Education, Outreach, & Community Engagement

Lake Expedition 2020: The GLEON Fellowship Program (GFP) has accepted nine fellows for Lake Expedition 2020, which is a team science training program offered through the Global Lake Ecological Observatory Network (GLEON; gleon.org). The GFP trains cohorts of graduate students to use the rich information content of large and diverse data sets, operate effectively in diverse international teams, and communicate outcomes to a broad range of audiences. In 2020-2022, the GFP is partnering with the NSF-funded project, Harnessing the Data Revolution (HDR), to apply machine learning techniques to aquatic problems.

Our team is active in creating programs, courses, and a training environment with a special focus on integrating the research results of KGML and its applications in computing, ecology, hydrology, climate/weather and translational biology. Our goal is to attract and prepare the next generation of the workforce by bringing a convergent mindset to science and engineering research. More specifically, to produce students with technical depth and an integrative, transdisciplinary understanding of the core theoretical concepts in machine learning and how those concepts relate to relevant application domains, Kumar, Zhang, Ebert-Uphoff, and Steinbach will integrate the research results of this project as real-world projects into their data mining courses and workshops, and Janes, Barnes, Duffy, Dugan, and Hanson will integrate the machine learning tools developed in this project in their disciplinary courses. Recently, Kumar has designed and will teach a new course on AI for Earth, which focuses on the use of ML for analyzing the Earth system. The results of this research will be used to enhance this course. Similarly, Ebert-Uphoff and Barnes have recently formed a machine learning club in the atmospheric science department at CSU, into which KGML will be integrated. Furthermore, the team will support the researchers with convergence education through experiential learning such as collaboration, embedding, integration, deployment, etc. and learn about team science approaches and interdisciplinary habits of the mind. To gain a significantly more diverse student body in the related STEM degree programs and to leverage all of the benefits that diversity brings to our research and education programs, the team will grow existing and initiate new activities focused on recruiting, mentoring, and retaining women and other groups underrepresented in the related fields. Through the aforementioned activities, KGML will train a diverse group of researchers to:

  1. inspire innovative thinking within the workforce,

  2. transition fluently across disciplinary boundaries,

  3. integrate machine learning tools to solve problems important in society, and

  4. lead by sharing advances through publications, community outreach, teaching, or product commercialization.

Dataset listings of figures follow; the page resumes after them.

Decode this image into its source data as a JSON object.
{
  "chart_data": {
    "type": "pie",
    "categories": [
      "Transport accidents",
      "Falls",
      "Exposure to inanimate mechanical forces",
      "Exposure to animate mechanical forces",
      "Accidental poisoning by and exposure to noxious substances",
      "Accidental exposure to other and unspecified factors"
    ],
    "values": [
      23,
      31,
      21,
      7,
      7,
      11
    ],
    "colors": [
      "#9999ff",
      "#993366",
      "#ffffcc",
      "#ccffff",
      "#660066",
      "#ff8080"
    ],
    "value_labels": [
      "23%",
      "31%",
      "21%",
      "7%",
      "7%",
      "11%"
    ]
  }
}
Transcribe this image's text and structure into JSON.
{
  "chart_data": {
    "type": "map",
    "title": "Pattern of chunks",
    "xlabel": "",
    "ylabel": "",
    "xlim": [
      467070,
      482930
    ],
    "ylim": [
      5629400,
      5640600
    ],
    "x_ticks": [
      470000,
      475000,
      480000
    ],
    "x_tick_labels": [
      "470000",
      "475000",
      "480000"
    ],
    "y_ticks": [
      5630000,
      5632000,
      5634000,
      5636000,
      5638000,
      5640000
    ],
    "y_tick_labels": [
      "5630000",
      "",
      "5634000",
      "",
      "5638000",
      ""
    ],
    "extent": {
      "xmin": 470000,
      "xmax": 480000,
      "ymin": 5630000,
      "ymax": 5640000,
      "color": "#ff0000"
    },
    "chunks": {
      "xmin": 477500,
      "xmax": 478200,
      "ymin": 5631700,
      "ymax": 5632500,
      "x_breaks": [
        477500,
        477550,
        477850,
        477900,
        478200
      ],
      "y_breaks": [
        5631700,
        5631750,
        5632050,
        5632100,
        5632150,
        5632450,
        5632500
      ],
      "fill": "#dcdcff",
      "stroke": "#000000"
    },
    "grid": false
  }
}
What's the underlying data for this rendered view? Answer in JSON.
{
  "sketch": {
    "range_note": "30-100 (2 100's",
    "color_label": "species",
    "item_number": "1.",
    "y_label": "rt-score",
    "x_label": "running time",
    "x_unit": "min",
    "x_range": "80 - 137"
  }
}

Results of our work will be disseminated through five workshops to further advertise our work to the relevant communities to ensure that any advances are brought to the attention of those who can most benefit from them. In addition, our KGML results and code will be freely available use on our webpage for the wider community. Our team has a strong history of providing their software for public download. Providing the KGML code will allow us to reach out to and receive valuable feedback from the involved domain sciences. Curated data sets will also be available on the website to serve as benchmarks for the ML community to encourage the development of novel KGML algorithms. We also have a strong track record of publishing scientific data, e.g., a public ocean eddies database and a web-viewer for visualizing water bodies around the globe. Additionally, two of the team members serve on the steering committee of the Research Coordination Network on IS-GEO funded by NSF’s EarthCube initiative, a community-wide effort to develop a cyberinfrastructure for integrating and sharing data, analysis methods, and workflows that will accelerate scientific knowledge discovery in the Geosciences. This effort will be leveraged in this project. Finally, we will leverage the connections of our team members to researchers from federal agencies and academia: USGS (UW and UMN), NCAR (CSU), NOAA (CSU), and the Biocomplexity Institute (UVA).